BLURB: Earth is failing. In a desperate bid to escape, the spaceship Enkidu and its captain, Heorest Holt, carry its precious human cargo to a potential new Eden. Generations later, this fragile colony has managed to survive, eking out a hardy existence. Yet life is tough, and much technological knowledge has been lost.
Then Liff, Holt’s granddaughter, hears whispers that the strangers in town aren’t from neighbouring farmland. That they possess unparalleled technology – and that they’ve arrived from another world. But not all questions are so easily answered, and their price may be the colony itself.
REVIEW: I loved the early section of the book which quickly drew me in. Liff is a delightful and sympathetic character, who is just at the age when questioning the status quo is what she should be doing. Unfortunately, this isn’t a society where any form of dissent is welcomed, particularly where her uncle is concerned. Sometimes, this merely causes a bit of family tension, other times her questions are met with blows and punishment.
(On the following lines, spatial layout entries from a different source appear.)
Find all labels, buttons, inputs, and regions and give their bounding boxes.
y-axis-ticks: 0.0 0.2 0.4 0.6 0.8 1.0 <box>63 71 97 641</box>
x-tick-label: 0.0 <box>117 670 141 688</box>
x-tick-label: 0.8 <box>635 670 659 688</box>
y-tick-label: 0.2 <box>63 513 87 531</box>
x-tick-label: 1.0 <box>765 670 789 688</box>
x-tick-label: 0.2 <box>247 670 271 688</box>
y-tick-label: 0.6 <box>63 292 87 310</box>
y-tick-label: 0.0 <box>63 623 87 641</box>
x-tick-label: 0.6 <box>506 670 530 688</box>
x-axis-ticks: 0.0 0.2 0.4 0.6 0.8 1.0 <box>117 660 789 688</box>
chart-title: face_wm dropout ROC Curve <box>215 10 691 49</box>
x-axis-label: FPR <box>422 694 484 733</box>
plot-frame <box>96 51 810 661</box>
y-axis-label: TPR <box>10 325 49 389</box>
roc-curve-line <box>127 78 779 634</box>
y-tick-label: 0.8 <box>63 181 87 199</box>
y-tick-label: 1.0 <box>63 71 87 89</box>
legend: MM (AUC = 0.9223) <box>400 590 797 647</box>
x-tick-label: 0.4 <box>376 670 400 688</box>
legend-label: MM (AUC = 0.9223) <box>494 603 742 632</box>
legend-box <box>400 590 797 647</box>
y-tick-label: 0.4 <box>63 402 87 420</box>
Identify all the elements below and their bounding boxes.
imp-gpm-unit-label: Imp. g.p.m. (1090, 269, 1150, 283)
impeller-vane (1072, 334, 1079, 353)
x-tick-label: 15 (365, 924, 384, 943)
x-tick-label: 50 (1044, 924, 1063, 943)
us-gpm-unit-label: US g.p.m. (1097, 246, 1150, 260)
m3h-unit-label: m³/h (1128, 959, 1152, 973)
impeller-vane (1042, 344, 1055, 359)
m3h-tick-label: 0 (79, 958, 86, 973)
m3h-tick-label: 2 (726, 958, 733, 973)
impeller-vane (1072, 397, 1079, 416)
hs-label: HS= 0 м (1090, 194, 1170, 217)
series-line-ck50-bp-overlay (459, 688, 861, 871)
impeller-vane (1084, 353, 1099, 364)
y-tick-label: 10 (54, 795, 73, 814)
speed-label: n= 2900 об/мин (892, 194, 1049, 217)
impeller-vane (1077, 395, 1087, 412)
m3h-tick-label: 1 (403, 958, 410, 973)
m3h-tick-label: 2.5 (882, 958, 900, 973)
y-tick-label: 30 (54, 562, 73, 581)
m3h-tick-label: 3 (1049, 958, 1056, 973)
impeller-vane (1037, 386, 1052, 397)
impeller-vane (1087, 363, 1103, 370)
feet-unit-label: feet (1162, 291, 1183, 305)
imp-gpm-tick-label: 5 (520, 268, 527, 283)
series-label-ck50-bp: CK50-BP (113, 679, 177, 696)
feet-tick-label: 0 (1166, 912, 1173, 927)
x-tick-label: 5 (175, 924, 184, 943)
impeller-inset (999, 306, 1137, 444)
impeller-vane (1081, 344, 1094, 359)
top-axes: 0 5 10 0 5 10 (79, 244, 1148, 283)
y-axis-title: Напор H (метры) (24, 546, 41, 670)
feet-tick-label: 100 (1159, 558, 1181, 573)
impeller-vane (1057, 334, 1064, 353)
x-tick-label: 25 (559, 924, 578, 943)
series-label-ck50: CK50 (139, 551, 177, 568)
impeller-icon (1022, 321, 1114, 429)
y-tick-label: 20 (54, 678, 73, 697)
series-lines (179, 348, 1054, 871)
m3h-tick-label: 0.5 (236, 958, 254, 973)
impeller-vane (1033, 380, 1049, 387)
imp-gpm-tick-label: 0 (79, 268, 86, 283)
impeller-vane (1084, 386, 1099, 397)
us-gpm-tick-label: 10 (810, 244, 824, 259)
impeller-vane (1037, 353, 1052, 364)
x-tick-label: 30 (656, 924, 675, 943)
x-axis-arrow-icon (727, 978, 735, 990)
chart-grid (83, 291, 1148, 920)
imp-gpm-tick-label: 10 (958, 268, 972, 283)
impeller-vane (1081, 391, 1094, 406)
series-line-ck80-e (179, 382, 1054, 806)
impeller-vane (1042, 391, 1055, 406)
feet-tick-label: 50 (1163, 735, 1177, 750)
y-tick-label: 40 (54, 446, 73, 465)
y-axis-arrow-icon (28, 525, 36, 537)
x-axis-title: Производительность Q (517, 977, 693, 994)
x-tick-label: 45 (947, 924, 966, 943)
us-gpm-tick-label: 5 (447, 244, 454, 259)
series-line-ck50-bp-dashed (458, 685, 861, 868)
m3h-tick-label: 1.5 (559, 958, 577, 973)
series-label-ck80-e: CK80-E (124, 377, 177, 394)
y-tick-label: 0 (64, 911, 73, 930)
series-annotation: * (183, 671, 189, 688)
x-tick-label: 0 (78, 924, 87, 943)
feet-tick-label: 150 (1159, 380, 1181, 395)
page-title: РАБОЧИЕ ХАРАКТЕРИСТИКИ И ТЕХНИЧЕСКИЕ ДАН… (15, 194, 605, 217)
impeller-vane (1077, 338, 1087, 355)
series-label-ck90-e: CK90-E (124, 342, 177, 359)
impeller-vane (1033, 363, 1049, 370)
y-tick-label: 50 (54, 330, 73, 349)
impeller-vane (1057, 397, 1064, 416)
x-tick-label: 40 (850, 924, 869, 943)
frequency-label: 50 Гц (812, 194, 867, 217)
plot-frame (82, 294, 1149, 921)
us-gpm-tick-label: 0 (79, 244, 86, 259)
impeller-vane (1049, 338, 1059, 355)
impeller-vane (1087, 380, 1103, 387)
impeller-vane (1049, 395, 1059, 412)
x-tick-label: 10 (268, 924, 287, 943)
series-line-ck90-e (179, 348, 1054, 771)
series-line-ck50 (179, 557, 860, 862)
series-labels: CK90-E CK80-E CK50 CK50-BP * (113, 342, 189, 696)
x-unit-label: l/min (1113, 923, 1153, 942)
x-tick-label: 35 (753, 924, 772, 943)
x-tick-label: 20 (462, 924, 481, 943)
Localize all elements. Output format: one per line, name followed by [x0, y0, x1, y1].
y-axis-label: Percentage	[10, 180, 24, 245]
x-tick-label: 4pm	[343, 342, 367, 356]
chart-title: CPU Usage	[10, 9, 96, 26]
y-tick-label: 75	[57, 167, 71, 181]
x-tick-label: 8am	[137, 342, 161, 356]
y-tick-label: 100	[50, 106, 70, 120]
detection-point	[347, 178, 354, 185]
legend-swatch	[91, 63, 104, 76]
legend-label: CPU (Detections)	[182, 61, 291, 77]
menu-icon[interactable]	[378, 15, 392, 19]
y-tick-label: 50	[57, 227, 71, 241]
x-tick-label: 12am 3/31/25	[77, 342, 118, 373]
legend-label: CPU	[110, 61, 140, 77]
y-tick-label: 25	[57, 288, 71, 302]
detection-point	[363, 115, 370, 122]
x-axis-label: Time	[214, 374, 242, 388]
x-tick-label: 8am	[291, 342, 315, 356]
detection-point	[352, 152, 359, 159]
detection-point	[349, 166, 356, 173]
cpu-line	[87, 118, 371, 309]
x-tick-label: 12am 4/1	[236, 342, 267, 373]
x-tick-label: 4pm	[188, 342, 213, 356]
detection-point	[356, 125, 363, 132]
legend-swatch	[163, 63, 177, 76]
Time is highly mutable in this tale and we revisit key events with very different outcomes.
I enjoyed once more meeting Kern, Portia, Paul and Miranda in their current iterations as they grapple with the puzzle that lies at the heart of the colony. But about of the third of the way through, the pace stuttered. Obviously in a book dealing with time loops, there is a degree of repetition. But I did feel that there were just too many dialogues between the ravens that essentially ended up with them being stumped. And while their back and forth was initially amusing, by the final section I frankly hoped that someone in the colony would shoot the wretched birds and save me from yet another conversation between them.
Fortunately, Liff’s predicament and Miranda’s quirky character kept me turning the pages, along with the examination of memory, guilt and the role of outsiders within a closed society, all of which were nested within the story. The pace once more picked up again in the final section as Tchaikovsky drew all the elements together. I thoroughly enjoyed the ending, which left me moved. I don’t recommend you tuck into this one if you haven’t read at least one of the previous books in the series. Besides, Children of Time is definitely a treat if you haven’t yet had the pleasure. And while in my opinion, neither of the subsequent books in the series quite reach the same heights, both are interesting and thought-provoking reads. While I obtained an arc of Children of Memory from the publishers via Netgalley, the opinions I have expressed are unbiased and my own.